Against this backdrop a fierce footballing rivalry evolved. Mohun Bagan is the elder of the two clubs formed by wealthy lawyer Bhupendranath Basu in August 1889 and are also the oldest football club within India itself. With the help of other wealthy families in Northern Calcutta the club was formed with the hope of inspiring youngsters to participate within sports, especially football. East Bengal was founded in 1920, partly due to Mohun Bagan who were scheduled to play a team called Jorabagan.
Jorobagan dropped star player Sailesh Bose with little footballing reason. The suggestion was that Bose was dropped due to being a Bangal. The Vice President of Jorobagan, Suresh Chandra Chaudhuri, was himself a Bangal and in protest resigned from his position with immediate effect, before forming a club specifically for the East Bengal population known as East Bengal Football Club. Chaudhuri hoped that the newly formed club would become a focal point for the Bangal population as a whole.
Mohun Bagan had never operated exclusively for the benefit of the Ghotis population, indeed prior to the creation of East Bengal many fans and some players were Bangals (eight played in the 1911 IFA Shield winning team) but with the creation of East Bengal FC, Bangals naturally began to emigrate towards a club with which they had a natural affinity. Before India gained independence in 1947, the rivalry between the two clubs was somewhat dormant as the British were seen as the common foe. However post independence Bengal was partitioned again and up to two million refugees crossed to Western Bengal and became naturalised East Bengal fans. Mohun Bagan were seen as the team of the ruling elite whilst East Bengal were seen as the team of the people.
It has been estimated that there have been over 300 encounters between the two teams since they first met in 1925 in which East Bengal won 1-0. East Bengal have won 115 matches whilst Mohun Bagan have triumphed in 85 matches. East Bengal have scored 280 goals and Mohun Bagan have scored 230. Key fixtures include the one hundredth encounter in December 1967 where East Bengal emerged as 2-0 victors and in doing so won the Rovers Cup.
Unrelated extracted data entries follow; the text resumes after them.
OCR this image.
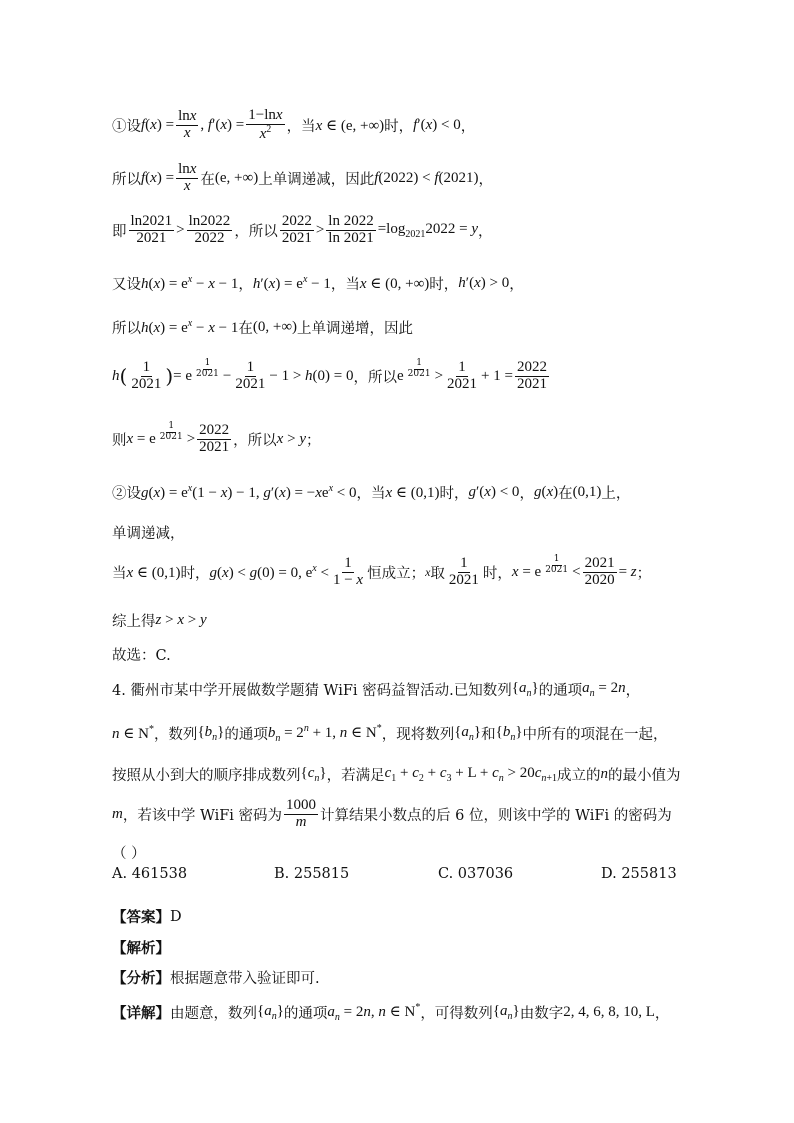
①设 $f(x) = \frac{\ln x}{x}$ , $f'(x) = \frac{1-\ln x}{x^2}$ ，当 x ∈ (e, +∞) 时， f′(x) < 0 ，
所以 $f(x) = \frac{\ln x}{x}$ 在 (e, +∞) 上单调递减，因此 f(2022) < f(2021) ，
即 $\frac{\ln 2021}{2021} > \frac{\ln 2022}{2022}$ ，所以 $\frac{2022}{2021} > \frac{\ln 2022}{\ln 2021} =\log_{2021}2022 = y$ ，
又设 $h(x) = e^x - x - 1$ ， $h'(x) = e^x - 1$ ，当 x ∈ (0, +∞) 时， h′(x) > 0 ，
所以 $h(x) = e^x - x - 1$ 在 (0, +∞) 上单调递增，因此
h ( $\frac{1}{2021}$ ) = e $\frac{1}{2021} - \frac{1}{2021} - 1 > h(0) = 0$ ，所以 e $\frac{1}{2021} > \frac{1}{2021} + 1 = \frac{2022}{2021}$
则 x = e $\frac{1}{2021} > \frac{2022}{2021}$ ，所以 x > y ；
②设 $g(x) = e^x(1 - x) - 1$, $g'(x) = -xe^x < 0$ ，当 x ∈ (0,1) 时， g′(x) < 0 ， g(x) 在 (0,1) 上，
单调递减，
当 x ∈ (0,1) 时， g(x) < g(0) = 0, $e^x < \frac{1}{1 - x}$ 恒成立； x 取 $\frac{1}{2021}$ 时， x = e $\frac{1}{2021} < \frac{2021}{2020} = z$ ；
综上得 z > x > y
故选：C.
4. 衢州市某中学开展做数学题猜 WiFi 密码益智活动.已知数列 $\{a_n\}$ 的通项 $a_n = 2n$ ，
n ∈ N* ，数列 $\{b_n\}$ 的通项 $b_n = 2^n + 1$, n ∈ N* ，现将数列 $\{a_n\}$ 和 $\{b_n\}$ 中所有的项混在一起，
按照从小到大的顺序排成数列 $\{c_n\}$ ，若满足 $c_1 + c_2 + c_3 + L + c_n > 20c_{n+1}$ 成立的 n 的最小值为
m ，若该中学 WiFi 密码为 $\frac{1000}{m}$ 计算结果小数点的后 6 位，则该中学的 WiFi 的密码为
（ ）
A. 461538	B. 255815	C. 037036	D. 255813
【答案】 D
【解析】
【分析】 根据题意带入验证即可.
【详解】 由题意，数列 $\{a_n\}$ 的通项 $a_n = 2n$, n ∈ N* ，可得数列 $\{a_n\}$ 由数字 2, 4, 6, 8, 10, L ，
In the final of the Airlines Cup in April 1993, Mohun Bagan won by the remarkable score line of 6-5.
In the 1975 East Bengal humiliated Mohun Bagan 5-0 in the IFA Shield, a defeat which saw Mohun Bagan players have to seek shelter in boats on the River Ganges in a bid to escape irate supporters. Perhaps one of the best signs of the significance of the fixture was in 1997 when 131,000 people packed into Mohun Bagan’s Salt Lake Stadium. The attendance was a record for any Indian sporting fixture, which in a country where Cricket is a national obsession is extraordinary.
Incidents off the pitch are a common occurrence. Bottles and other missiles are thrown by supporters, stadium lights often turn themselves off and on again at seemingly random points. The fixture has known tragedy too. In 1980, the authorities lost control of the crowd with 19 people being crushed and losing their lives. Perhaps a little more bizarrely Umakanta Paladhi, a Mohun Bagan fan, committed suicide after they were beaten in a fixture in the 1970’s. In his suicide note, Paladhi wished to be reincarnated as a Mohun Bagan player so he could come back and wreak revenge upon East Bengal FC.
The Kolkata Derby was the only fixture which made it into FIFA’s list of classic rivalries where the nation involved was ranked outside the top 100 national teams. It represents an area of India where political, economic and social history has often been one of great struggle and change and whilst football struggles to gain a foothold in a country where cricket rules supreme, the Kolkata Derby could hold the key to over a billion potential football fans.